This, of course, is easier said than done. Europe is spending more on defense in order to stand up to Russia, to deal with U.S. ambivalence about NATO, and to accommodate Trump’s insistent pressure. However, without strategic enablers currently provided by the United States—intelligence, surveillance, and reconnaissance capabilities, long-range strikes, air defenses, strategic airlift, command and control—even a Europeanized NATO cannot fully meet the continent’s defense requirements. In the best case, strategic autonomy remains an aspiration for the late 2030s and 2040s.
In this context, NATO chief Mark Rutte is trying to sound upbeat and manage tensions, even as Europe continues trying to address its long-term needs. Following the NATO defense ministerial in June, Rutte said “good progress” had been made and that allies were “spending more, and better, on the forces and capabilities we need to defend every inch of allied territory.”
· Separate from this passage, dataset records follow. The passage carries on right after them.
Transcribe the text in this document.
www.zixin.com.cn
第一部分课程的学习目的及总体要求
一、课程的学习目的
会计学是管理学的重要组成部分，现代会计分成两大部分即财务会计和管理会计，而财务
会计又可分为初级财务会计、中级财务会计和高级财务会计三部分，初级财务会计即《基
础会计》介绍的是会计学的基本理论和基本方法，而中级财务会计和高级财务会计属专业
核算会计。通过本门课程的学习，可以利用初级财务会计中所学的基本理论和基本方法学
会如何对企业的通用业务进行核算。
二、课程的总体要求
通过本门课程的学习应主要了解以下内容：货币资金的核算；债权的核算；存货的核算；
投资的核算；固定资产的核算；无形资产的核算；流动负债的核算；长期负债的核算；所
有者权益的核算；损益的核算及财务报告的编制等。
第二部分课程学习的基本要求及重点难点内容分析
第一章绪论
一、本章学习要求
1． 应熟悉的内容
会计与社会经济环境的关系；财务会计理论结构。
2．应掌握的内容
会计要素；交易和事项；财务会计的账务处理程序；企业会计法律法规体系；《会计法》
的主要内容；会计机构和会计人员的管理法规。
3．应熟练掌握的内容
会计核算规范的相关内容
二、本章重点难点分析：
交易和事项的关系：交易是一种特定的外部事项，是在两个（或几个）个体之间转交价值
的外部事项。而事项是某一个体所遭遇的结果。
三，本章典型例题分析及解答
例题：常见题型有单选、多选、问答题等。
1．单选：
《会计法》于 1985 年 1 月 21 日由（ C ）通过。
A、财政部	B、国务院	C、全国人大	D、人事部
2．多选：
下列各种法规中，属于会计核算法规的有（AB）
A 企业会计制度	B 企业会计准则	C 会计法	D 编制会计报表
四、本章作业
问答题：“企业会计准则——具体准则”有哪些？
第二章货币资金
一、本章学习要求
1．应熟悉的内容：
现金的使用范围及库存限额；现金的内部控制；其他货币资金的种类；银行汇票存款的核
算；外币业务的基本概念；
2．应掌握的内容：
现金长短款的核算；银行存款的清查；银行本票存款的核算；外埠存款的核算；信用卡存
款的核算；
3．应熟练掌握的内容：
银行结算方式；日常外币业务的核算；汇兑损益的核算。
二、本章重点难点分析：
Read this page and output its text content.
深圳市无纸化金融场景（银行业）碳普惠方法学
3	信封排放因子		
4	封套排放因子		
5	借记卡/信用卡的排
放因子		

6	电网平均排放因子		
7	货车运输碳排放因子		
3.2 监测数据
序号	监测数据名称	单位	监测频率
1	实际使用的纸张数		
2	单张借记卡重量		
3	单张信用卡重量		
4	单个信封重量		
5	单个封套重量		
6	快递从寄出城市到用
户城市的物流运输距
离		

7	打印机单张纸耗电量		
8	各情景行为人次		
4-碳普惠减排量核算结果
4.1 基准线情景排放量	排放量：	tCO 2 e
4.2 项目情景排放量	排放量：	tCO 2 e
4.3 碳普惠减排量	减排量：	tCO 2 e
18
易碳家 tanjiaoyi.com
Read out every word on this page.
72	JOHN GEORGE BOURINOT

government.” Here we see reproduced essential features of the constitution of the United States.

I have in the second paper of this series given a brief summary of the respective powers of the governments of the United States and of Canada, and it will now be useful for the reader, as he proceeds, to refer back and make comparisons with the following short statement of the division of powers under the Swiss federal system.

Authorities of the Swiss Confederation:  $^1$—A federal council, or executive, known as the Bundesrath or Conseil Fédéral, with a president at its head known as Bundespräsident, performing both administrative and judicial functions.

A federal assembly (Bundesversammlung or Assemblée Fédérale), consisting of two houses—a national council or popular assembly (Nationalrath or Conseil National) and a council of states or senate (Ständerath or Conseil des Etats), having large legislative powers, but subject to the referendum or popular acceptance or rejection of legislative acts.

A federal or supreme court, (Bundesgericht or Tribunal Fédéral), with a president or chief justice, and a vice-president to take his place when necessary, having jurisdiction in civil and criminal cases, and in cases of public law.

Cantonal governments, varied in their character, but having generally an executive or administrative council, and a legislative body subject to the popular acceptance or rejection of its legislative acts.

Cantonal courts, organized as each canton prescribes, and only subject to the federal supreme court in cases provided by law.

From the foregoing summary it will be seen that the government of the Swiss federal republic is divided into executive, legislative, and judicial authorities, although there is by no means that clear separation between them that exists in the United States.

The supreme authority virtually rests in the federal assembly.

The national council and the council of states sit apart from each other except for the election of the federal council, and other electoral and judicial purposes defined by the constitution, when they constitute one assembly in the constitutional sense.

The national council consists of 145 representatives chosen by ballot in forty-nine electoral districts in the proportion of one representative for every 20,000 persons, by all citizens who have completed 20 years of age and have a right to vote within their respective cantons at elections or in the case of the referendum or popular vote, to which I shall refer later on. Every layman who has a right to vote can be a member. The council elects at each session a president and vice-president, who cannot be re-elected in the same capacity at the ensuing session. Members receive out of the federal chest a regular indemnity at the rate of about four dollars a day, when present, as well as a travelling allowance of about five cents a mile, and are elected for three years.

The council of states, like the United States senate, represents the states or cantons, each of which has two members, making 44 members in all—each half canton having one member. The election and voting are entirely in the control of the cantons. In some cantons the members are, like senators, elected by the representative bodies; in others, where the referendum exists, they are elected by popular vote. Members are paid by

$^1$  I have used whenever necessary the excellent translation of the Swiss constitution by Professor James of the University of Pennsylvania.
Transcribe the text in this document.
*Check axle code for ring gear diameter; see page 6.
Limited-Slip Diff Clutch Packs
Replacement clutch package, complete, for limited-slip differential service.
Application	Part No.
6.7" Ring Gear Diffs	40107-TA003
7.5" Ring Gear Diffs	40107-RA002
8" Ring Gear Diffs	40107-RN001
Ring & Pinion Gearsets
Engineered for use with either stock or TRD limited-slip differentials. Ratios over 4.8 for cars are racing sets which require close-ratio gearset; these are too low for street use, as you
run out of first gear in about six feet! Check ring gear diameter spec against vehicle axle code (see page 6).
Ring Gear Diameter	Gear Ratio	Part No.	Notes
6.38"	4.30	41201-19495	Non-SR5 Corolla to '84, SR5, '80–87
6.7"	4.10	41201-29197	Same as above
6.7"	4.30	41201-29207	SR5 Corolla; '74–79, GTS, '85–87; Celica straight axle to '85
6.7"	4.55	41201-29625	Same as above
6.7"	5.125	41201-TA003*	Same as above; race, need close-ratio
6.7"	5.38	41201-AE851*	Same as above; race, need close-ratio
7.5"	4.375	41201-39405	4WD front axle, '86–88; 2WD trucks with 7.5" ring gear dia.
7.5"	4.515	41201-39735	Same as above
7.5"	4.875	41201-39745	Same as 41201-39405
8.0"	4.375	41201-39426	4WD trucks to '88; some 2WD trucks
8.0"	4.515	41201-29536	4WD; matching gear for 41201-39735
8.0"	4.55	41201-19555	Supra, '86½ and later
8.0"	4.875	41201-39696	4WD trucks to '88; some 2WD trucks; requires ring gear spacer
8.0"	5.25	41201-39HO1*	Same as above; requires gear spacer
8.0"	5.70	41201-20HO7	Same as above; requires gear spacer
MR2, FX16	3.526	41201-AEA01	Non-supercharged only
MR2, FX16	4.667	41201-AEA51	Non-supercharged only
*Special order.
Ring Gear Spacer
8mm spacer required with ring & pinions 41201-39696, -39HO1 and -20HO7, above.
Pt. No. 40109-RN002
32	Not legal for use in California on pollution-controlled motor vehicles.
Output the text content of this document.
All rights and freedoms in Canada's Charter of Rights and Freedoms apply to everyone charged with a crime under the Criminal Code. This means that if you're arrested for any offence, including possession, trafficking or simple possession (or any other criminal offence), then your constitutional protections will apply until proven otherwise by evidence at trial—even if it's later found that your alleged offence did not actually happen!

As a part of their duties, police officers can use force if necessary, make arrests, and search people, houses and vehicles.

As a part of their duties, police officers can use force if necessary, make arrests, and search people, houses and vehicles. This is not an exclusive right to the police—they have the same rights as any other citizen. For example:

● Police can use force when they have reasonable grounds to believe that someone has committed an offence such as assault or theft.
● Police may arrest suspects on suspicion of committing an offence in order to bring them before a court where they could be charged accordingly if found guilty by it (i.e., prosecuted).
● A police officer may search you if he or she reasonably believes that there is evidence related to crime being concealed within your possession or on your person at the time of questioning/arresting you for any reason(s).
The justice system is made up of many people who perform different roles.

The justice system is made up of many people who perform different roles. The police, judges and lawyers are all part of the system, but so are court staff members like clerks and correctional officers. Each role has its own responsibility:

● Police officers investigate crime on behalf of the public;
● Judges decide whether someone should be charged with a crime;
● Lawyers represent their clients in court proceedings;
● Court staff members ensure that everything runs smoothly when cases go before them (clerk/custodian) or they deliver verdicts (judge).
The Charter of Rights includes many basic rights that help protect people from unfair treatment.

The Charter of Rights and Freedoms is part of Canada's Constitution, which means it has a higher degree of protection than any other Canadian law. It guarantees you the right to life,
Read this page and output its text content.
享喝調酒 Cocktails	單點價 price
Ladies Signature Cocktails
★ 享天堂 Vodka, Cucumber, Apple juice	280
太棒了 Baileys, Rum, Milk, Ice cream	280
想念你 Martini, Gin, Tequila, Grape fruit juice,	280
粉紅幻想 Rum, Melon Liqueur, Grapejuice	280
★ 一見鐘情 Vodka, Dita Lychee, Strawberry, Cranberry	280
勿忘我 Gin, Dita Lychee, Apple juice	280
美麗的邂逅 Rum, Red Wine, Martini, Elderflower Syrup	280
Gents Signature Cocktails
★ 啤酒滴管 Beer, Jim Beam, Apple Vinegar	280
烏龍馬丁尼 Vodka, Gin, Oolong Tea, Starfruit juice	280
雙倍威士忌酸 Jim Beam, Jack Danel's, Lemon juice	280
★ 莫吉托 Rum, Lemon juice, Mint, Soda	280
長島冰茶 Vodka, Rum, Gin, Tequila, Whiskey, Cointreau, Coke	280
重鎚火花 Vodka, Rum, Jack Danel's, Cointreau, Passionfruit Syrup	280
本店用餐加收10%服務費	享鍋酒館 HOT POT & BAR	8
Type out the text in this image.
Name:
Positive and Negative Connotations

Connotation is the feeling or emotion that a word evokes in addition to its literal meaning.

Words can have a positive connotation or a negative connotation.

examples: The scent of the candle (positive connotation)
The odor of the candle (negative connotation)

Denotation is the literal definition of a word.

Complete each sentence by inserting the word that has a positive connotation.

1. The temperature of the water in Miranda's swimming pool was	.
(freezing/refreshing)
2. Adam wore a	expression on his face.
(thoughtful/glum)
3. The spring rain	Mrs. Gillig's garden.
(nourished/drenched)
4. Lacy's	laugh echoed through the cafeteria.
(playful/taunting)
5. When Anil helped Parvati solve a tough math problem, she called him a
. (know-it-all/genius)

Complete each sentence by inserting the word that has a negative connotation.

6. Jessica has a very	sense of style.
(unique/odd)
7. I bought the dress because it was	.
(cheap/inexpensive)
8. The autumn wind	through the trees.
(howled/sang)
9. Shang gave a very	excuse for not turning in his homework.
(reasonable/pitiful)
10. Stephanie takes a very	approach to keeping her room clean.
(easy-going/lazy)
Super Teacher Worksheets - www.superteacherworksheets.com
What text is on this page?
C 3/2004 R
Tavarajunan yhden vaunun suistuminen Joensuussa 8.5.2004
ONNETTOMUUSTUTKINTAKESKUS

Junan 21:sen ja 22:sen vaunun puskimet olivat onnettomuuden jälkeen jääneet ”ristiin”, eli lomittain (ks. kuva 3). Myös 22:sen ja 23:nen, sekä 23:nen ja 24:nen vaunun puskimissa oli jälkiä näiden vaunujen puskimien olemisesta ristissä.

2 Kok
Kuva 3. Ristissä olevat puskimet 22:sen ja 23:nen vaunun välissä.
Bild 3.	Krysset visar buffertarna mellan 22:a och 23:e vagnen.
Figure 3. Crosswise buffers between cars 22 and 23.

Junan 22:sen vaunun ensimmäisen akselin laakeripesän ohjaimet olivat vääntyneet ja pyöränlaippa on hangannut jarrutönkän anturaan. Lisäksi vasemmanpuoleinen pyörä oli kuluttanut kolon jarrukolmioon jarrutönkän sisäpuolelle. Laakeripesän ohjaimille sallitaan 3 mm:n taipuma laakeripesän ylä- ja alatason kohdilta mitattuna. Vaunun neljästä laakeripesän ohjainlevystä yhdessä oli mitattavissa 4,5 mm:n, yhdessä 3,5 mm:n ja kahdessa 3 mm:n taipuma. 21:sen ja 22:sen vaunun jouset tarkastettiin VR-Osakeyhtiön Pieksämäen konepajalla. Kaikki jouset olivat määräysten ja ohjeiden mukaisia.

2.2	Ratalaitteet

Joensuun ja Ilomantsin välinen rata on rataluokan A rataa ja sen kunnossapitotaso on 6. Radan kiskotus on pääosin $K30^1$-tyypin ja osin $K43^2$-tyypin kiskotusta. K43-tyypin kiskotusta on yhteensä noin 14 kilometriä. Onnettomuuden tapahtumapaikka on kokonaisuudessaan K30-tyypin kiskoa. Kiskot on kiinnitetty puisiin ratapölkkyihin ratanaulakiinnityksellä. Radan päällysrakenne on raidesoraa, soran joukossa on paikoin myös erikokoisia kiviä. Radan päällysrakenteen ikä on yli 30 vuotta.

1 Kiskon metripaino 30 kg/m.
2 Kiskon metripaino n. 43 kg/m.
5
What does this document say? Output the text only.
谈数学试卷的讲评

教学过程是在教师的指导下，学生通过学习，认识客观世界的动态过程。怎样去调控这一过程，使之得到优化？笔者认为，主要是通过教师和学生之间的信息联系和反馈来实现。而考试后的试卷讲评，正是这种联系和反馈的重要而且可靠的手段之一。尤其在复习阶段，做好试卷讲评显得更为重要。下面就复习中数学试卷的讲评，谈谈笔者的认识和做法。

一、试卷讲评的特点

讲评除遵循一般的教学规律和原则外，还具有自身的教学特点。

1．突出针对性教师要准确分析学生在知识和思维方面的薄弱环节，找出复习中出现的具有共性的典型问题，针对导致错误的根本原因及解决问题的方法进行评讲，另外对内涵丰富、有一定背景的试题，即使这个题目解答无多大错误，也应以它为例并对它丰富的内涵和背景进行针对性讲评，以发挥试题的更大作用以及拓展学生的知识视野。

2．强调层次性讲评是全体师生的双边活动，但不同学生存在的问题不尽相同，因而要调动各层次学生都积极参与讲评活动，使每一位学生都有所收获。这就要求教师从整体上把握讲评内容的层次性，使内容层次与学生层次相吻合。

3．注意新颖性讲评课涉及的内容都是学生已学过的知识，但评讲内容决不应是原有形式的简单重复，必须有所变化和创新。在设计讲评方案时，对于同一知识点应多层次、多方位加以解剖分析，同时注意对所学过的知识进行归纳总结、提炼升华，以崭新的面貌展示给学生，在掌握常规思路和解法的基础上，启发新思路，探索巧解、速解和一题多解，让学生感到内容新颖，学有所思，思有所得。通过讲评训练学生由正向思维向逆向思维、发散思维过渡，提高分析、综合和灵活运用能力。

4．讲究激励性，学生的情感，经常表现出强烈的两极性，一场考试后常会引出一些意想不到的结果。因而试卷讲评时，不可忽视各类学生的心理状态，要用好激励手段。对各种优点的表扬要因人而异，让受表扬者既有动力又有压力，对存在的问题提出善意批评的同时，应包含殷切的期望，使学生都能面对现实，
Will this be the message the summit projects? Much will depend on Trump, as well as the summit’s host, Recep Tayyip Erdogan. Turkey’s president will no doubt use his ties to Trump to try to ensure everything goes well. At the same time, Erdogan will be using the summit to demonstrate Turkey’s critical role in European security and extract concessions from the United States, for example the sale of $700 million in jet engines.
With someone like Trump, there is hardly ever a dull moment. His very brand is built on making noise and grabbing attention. Yet a dull NATO summit is precisely what Europeans are hoping and praying for. Now they may be in the awkward position of depending on Erdogan to deliver it.